Dolatabadi tidak memberikan rincian mengenai tuntutan tersebut, tapi katanya, kasus itu telah dirujuk ke divisi hubungan internasional Kantor Kejaksaan Teheran. Menurutnya, "hukum barat" tidak berlaku untuk kasus Telegram di Iran.
Iran hanya bisa mengadili Durov secara in absentia (tanpa dihadiri terdakwa) karena tidak tinggal di negara itu, dan sepertinya tidak akan menyambangi Iran untuk menghadiri persidangan. Durov memiliki paspor Rusia serta Sint Kitts dan Nevis, tapi publik tidak mengetahui tempat tinggalnya.
Durov sendiri telah mengetahui perihal tuntutan tersebut. Melalui akun Twitter, ia mengaku terkejut mendengar beritanya dan menilai alasan penuntutan tidak ada kaitannya dengan konten teroris dan pornografi.

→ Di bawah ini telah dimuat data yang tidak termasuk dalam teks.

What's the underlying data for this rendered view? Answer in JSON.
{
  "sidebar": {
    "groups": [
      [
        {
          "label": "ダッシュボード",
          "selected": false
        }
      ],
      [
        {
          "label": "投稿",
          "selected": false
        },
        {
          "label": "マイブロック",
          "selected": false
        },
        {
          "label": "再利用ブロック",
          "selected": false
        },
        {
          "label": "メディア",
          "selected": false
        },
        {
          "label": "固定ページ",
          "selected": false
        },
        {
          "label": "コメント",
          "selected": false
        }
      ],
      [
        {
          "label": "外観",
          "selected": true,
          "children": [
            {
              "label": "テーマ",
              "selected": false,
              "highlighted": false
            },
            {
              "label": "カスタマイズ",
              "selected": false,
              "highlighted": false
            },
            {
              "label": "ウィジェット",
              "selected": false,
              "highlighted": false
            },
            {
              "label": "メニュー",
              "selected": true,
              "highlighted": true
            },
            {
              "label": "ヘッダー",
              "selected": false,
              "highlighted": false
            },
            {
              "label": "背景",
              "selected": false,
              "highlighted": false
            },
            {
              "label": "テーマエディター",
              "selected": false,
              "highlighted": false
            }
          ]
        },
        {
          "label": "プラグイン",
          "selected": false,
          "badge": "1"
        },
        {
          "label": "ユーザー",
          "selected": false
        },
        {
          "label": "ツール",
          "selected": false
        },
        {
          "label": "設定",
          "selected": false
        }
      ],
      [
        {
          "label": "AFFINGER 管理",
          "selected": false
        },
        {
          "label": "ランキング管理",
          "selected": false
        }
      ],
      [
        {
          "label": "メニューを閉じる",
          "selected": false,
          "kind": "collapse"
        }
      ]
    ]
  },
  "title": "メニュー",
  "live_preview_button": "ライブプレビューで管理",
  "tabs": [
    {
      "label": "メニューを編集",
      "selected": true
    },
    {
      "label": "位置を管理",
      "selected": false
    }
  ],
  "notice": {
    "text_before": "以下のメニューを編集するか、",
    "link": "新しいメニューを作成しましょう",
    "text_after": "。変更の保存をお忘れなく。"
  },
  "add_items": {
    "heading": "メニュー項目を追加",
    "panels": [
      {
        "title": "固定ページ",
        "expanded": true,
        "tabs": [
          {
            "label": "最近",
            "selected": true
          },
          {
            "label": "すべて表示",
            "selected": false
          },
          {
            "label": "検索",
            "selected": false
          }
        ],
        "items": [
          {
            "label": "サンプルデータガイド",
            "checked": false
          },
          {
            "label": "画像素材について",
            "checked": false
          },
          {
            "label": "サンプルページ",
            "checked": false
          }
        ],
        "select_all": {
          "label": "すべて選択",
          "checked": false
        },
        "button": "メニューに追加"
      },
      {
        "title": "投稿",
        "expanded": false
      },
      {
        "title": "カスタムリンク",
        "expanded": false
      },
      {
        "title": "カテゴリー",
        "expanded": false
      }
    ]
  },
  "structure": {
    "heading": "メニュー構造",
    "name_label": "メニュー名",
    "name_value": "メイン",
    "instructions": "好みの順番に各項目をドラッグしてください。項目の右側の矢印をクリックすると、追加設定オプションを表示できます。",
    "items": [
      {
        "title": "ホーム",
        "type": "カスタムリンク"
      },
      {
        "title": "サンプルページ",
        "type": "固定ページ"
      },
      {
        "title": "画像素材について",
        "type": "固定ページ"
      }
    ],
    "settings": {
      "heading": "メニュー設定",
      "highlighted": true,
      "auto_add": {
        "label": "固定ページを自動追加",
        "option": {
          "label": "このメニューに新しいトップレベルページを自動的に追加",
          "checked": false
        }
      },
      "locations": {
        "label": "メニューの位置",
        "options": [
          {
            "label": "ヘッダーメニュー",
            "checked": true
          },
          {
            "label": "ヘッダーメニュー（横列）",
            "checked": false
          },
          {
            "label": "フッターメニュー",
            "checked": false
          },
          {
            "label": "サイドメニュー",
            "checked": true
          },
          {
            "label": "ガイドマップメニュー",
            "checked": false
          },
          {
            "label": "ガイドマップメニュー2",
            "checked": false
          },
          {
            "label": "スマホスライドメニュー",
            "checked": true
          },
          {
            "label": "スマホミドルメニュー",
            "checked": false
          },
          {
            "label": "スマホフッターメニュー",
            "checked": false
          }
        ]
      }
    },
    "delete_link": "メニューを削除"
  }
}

Dijelaskannya, tim moderator Telegram telah memblokir lebih dari 1.000 channel, chat, dan bot terkait konten teroris atau pornografi di Iran, setiap harinya. "Saya kaget mendengarnya. Kami aktif memblokir konten teroris dan pornografi di Iran. Saya pikir alasan sebenarnya bukan itu," ungkap Durov.
Telegram sangat populer di Iran, salah satunya karena jutaan penggunanya bisa melewati blokir media sosial di sana. Selain itu, Telegram memiliki sebuah fitur yang bisa dimanfaatkan pengguna untuk mengatur pesan mereka agar "self-destruct" setelah dibaca oleh penerima. "Self-destruct" artinya pesan akan hilang di kedua perangkat (pengirim dan penerima), setelah dibaca oleh penerima.